Derivatives and sentiment: options and macro drivers
Derivatives data and market commentary today paint a picture of measured, not frantic, interest in PFE:
- OptionCharts data (echoed in today’s media coverage) show implied volatility around 25% for PFE options and an IV rank in the high‑teens, suggesting volatility is only slightly elevated vs. the past year. [32]
- Recent reports highlight large option structures centered around the $25 strike, with traders buying both calls and puts for near‑term expiries — a sign that some “big money” is positioning for a move away from the current range, rather than a strong directional bet. TechStock²
Macro and sector context matters as well:
- The GLP‑1 obesity space continues to heat up, with Novo Nordisk just announcing impressive mid‑stage data on its next‑generation drug amycretin, once again reminding investors of how fierce obesity competition will be. [33]
- At the same time, high U.S. interest rates and ongoing pricing pressures (including looming Medicare price cuts for several drugs) create a tough environment for big pharma valuations more broadly. [34]

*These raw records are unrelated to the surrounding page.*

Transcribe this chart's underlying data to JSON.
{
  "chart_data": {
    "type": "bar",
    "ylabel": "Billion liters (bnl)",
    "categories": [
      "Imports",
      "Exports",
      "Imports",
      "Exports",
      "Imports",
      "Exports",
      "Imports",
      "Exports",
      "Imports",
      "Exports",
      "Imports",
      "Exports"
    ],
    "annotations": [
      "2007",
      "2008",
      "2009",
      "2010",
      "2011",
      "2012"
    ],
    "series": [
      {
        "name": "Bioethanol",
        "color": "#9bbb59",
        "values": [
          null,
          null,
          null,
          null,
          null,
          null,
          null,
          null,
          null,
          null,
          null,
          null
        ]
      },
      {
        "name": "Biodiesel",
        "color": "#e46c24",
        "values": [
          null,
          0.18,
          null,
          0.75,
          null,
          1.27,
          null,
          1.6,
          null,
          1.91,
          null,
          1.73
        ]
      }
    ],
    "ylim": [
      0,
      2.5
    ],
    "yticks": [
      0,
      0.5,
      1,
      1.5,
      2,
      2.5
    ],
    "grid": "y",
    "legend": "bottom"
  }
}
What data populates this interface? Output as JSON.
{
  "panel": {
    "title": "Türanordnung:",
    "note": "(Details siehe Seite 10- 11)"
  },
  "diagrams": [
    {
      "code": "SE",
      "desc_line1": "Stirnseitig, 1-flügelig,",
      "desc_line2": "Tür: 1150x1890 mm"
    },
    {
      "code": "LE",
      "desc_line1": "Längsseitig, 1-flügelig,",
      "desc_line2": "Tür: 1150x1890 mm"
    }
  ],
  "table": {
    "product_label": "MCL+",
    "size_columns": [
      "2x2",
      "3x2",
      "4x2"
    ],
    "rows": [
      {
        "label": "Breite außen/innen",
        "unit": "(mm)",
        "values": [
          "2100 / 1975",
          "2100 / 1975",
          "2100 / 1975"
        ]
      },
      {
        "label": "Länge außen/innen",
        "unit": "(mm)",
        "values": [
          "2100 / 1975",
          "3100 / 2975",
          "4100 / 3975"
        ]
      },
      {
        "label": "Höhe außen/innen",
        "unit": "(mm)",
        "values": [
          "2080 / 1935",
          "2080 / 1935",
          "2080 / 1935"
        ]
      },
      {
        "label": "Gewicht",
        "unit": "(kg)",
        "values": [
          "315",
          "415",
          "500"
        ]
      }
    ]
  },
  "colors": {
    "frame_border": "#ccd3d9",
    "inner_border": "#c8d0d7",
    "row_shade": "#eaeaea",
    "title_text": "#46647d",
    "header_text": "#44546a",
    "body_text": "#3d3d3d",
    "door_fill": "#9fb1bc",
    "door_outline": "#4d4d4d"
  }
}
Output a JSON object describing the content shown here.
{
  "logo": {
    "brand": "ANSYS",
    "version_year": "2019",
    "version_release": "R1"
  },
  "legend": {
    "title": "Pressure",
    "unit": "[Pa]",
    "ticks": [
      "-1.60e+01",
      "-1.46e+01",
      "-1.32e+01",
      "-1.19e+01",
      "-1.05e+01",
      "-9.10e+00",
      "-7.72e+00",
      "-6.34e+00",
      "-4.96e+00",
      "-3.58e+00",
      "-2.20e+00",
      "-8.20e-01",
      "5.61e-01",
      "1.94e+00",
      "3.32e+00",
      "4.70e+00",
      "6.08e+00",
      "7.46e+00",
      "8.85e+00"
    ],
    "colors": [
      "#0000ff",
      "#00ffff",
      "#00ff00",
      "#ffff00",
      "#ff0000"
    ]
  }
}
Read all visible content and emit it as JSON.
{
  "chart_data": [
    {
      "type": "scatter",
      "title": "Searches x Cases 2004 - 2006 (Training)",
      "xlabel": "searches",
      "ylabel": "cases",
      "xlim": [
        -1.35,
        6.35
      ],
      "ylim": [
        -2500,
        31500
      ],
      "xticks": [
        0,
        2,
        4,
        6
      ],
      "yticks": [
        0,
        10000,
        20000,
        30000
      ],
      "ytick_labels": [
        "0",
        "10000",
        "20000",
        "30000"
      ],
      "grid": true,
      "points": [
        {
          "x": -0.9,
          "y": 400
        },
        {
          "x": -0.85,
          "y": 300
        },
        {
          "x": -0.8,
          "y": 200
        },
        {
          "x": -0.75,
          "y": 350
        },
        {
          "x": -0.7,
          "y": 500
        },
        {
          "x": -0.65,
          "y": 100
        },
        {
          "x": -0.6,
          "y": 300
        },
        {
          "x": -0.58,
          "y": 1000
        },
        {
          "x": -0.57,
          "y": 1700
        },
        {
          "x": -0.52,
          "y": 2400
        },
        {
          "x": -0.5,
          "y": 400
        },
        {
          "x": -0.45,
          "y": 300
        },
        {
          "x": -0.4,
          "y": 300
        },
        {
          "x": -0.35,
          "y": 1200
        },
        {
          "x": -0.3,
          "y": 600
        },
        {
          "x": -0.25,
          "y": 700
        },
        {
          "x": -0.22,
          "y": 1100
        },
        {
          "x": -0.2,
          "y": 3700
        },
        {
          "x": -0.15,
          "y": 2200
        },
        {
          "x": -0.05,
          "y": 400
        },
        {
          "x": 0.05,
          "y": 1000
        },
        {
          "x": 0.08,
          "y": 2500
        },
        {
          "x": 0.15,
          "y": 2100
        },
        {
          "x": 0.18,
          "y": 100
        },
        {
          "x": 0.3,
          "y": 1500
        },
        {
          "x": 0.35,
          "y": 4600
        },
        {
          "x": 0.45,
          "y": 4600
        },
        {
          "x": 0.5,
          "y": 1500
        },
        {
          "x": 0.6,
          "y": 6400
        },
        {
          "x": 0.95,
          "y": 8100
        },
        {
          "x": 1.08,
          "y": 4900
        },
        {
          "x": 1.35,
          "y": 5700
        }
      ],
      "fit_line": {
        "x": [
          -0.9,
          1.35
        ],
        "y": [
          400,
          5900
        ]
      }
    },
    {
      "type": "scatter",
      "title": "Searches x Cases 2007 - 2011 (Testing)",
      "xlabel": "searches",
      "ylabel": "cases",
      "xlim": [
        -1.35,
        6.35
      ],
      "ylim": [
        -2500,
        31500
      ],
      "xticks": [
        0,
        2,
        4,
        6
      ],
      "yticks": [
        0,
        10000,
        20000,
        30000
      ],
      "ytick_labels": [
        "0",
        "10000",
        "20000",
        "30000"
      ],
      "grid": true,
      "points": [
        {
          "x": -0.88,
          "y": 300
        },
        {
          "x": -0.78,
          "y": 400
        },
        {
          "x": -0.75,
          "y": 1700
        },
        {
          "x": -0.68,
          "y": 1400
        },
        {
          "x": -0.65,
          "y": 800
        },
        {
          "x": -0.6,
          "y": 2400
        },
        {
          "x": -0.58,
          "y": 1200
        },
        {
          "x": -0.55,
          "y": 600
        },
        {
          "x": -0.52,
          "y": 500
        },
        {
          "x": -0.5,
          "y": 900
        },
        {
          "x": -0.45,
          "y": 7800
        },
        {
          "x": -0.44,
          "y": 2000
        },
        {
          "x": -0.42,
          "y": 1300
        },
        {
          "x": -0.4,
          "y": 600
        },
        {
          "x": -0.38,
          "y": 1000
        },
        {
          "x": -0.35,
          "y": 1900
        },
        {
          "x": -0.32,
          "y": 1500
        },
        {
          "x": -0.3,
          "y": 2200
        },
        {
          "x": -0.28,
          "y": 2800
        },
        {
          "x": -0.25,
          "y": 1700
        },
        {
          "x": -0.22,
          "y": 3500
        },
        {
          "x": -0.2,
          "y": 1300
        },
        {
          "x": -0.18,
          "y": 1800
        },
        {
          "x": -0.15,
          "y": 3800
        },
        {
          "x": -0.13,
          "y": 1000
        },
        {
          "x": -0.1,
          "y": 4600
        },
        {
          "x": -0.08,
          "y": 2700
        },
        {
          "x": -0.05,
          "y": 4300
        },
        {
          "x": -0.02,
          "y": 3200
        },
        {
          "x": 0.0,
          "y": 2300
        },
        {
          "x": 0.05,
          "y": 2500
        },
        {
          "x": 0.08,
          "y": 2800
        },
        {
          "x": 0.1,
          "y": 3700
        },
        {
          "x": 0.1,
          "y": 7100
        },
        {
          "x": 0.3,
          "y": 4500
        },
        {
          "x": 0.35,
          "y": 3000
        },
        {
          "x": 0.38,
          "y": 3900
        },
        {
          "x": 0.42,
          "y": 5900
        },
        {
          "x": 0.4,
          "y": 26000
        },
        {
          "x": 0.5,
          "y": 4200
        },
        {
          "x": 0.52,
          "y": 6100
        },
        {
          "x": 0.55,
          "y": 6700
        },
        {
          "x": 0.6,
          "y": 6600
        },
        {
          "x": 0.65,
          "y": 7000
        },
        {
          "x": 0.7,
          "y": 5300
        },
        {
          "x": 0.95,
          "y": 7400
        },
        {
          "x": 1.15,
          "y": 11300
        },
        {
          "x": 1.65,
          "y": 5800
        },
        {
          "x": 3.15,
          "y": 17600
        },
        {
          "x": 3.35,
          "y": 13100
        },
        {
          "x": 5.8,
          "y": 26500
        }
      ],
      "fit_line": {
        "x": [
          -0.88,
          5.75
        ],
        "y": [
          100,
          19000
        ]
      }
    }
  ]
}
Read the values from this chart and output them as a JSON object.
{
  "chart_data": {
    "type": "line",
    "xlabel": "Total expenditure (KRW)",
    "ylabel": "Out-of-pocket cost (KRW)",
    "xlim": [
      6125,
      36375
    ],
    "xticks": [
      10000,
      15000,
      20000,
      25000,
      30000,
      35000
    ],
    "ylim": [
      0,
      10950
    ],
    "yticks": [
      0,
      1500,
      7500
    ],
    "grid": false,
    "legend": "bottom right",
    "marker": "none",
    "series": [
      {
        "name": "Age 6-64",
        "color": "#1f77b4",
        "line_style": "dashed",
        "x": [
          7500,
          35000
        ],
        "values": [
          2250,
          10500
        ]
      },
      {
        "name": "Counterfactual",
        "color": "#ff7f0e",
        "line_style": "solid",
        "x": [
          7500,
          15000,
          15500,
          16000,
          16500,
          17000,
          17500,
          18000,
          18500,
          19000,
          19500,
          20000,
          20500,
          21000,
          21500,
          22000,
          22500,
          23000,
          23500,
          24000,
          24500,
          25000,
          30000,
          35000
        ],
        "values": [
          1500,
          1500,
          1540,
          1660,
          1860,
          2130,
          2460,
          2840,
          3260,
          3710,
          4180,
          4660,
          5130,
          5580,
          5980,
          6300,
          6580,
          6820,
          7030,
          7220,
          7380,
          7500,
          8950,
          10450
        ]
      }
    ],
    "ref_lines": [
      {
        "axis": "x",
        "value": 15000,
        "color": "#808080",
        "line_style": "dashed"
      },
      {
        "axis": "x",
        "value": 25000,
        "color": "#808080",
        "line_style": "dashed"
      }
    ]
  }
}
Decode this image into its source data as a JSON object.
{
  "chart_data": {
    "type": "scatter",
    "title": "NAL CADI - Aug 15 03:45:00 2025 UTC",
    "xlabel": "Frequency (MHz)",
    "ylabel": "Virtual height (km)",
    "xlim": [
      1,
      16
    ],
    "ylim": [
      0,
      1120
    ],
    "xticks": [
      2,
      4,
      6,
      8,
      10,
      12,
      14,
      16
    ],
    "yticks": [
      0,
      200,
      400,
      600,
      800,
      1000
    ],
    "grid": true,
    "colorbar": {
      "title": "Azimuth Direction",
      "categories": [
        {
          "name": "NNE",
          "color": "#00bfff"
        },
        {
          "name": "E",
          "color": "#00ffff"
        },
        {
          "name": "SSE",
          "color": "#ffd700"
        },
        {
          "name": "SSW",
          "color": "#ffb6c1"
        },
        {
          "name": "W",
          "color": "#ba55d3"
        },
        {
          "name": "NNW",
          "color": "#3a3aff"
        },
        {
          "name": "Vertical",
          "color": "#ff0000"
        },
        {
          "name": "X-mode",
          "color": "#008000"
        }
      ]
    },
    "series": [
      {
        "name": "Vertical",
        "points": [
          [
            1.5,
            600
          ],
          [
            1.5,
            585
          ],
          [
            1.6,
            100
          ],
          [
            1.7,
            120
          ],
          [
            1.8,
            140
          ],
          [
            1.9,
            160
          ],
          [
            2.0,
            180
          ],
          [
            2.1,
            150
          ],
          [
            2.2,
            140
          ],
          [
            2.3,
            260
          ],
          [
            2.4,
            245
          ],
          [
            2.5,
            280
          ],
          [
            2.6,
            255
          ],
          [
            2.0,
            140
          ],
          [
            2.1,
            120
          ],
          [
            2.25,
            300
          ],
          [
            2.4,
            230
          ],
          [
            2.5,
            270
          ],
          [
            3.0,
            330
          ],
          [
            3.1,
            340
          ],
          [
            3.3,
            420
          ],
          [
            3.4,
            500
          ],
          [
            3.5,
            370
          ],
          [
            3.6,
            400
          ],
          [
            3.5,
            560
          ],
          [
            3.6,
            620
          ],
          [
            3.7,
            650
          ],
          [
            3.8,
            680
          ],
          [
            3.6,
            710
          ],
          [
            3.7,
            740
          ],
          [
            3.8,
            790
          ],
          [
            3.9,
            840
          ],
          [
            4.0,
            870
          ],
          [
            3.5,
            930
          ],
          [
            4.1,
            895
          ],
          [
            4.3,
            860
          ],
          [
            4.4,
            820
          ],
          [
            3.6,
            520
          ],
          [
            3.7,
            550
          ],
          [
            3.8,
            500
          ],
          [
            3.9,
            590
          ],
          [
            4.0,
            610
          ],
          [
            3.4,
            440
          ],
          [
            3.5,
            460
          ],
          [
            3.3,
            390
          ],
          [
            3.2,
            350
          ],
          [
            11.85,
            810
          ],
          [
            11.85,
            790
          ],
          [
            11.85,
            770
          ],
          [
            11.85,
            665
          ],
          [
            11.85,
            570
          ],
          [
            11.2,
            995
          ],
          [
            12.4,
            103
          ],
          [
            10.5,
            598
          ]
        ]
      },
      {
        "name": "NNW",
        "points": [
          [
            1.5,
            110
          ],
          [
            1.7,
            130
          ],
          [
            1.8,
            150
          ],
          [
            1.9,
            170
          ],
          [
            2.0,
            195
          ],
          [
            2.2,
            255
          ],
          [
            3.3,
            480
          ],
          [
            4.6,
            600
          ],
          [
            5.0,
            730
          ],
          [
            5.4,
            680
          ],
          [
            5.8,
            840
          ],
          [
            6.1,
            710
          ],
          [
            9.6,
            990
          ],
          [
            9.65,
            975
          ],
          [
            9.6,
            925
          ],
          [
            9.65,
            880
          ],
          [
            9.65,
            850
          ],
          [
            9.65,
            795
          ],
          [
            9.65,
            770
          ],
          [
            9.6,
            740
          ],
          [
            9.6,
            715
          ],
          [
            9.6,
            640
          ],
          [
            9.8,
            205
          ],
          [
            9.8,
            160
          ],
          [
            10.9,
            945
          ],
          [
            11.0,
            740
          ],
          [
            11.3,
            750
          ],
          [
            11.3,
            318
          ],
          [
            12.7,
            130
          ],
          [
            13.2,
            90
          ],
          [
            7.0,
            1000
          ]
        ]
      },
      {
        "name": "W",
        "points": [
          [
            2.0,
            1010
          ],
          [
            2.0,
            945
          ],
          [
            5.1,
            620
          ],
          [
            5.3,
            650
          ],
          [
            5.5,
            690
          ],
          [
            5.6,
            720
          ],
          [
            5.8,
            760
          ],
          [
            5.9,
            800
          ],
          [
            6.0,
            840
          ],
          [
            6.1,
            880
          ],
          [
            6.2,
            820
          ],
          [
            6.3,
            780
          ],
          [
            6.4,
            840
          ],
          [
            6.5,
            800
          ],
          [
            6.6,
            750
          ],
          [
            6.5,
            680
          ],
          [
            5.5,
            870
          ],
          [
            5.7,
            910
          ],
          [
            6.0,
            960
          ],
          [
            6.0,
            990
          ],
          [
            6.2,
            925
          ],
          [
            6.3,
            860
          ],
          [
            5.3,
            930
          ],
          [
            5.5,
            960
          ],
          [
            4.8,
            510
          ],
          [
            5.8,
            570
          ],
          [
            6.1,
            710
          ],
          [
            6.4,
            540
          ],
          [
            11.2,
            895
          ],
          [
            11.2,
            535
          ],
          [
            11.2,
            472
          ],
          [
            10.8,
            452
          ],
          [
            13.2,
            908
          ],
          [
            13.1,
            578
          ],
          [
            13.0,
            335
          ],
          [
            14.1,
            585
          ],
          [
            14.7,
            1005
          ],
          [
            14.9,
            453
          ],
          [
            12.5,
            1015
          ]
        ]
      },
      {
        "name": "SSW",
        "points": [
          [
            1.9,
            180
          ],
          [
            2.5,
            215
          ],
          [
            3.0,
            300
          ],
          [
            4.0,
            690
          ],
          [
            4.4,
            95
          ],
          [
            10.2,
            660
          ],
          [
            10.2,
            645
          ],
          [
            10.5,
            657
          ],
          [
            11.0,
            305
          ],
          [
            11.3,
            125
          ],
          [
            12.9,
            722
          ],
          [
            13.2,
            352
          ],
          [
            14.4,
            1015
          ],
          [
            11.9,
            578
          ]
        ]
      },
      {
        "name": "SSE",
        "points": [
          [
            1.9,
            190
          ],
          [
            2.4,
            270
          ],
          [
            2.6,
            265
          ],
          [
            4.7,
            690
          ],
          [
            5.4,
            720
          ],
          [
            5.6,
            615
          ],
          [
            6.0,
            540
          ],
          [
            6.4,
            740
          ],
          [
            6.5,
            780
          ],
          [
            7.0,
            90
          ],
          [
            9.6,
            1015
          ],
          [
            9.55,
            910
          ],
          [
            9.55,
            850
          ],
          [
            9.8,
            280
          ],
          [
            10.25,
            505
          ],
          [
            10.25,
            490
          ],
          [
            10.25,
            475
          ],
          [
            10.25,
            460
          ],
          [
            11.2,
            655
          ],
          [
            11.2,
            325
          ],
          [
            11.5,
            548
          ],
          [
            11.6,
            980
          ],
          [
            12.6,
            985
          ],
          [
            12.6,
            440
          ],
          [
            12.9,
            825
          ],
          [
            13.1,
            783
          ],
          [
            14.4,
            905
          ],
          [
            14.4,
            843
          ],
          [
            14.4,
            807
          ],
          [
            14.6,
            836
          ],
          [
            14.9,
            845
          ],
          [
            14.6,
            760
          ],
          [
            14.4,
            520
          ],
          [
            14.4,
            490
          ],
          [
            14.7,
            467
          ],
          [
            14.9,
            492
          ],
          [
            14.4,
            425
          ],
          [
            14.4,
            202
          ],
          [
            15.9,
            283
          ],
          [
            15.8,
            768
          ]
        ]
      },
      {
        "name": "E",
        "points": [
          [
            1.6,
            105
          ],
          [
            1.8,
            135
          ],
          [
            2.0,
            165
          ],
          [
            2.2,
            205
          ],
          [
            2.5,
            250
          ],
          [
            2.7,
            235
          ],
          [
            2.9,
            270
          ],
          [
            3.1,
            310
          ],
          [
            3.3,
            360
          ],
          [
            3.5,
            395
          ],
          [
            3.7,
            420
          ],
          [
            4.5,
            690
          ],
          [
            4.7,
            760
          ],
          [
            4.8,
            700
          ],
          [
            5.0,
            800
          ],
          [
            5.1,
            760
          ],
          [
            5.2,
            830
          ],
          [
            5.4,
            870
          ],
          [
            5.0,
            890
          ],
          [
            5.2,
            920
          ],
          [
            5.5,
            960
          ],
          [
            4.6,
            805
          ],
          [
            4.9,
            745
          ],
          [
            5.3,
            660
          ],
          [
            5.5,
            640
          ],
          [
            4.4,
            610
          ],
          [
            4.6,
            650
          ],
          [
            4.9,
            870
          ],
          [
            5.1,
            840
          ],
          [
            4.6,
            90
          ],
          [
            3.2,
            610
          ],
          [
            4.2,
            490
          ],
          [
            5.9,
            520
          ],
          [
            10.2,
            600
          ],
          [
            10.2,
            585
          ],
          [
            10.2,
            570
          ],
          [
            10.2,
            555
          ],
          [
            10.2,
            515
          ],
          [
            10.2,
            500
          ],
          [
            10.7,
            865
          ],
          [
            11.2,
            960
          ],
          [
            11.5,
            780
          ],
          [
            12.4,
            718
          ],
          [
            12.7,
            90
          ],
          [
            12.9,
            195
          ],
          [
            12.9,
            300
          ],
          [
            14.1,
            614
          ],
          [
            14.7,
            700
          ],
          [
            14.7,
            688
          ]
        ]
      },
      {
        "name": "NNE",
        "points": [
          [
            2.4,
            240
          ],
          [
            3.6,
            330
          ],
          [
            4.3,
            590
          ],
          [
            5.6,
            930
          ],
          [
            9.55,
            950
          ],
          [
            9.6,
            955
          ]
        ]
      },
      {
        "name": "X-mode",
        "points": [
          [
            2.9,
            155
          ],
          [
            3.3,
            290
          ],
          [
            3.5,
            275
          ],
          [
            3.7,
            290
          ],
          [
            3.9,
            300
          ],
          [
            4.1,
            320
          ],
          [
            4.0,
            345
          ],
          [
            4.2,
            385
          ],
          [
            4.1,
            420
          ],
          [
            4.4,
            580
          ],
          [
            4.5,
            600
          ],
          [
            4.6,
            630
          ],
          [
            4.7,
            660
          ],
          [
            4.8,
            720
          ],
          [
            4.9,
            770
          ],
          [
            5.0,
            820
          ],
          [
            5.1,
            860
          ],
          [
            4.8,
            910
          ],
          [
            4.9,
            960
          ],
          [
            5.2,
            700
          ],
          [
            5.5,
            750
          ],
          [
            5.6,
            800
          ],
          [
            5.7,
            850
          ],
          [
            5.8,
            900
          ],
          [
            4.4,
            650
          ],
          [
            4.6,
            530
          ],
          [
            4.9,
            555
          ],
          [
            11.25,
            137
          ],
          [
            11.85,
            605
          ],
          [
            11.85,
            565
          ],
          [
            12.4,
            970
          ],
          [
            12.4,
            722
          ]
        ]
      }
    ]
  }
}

What today’s mix of news means for Pfizer stock
Putting it all together, November 26, 2025 leaves Pfizer looking like a classic “transition story”:
Positives investors are focusing on:
- Metsera acquisition gives Pfizer a credible shot at the next wave of obesity drugs, potentially transforming its Internal Medicine business later in the decade. [35]
- PADCEV + Keytruda approval strengthens Pfizer’s oncology franchise and may open a sizable new revenue stream in bladder cancer. [36]
- Q3 results and guidance show non‑COVID growth, disciplined cost‑cutting and a willingness to return cash via a robust dividend. [37]
- Today’s Zacks EPS upgrade and Thornburg’s increased stake suggest that some professional investors see upside from here. [38]
Key risks and headwinds still front of mind:
- A significant patent cliff between 2026 and 2028 could pressure revenues if new launches disappoint. TechStock²
- Ongoing legal and regulatory exposure, from Oxbryta wrongful‑death cases to the Quillivant XR settlement, underlines the ever‑present litigation risk in big pharma. [39]
- Obesity and oncology bets carry clinical, competitive and pricing risk, and their cash flows are several years out even in success scenarios. [40]
- At least one major bank (Berenberg) still sees the stock as fairly valued, with a neutral rating and a $25 target price. [41]
For now, the market’s verdict today is muted: a tiny share‑price dip, even in the face of both positive and negative news, suggests investors are waiting for more proof that Pfizer can fully replace fading COVID revenue and navigate its patent expirations.
As always, anyone considering PFE should weigh:
- Their risk tolerance,
- The role of a high‑yield, large‑cap pharma stock in a diversified portfolio, and
- The time horizon needed for obesity, oncology and vaccine bets to play out.
This article is for information and news purposes only and is not investment advice.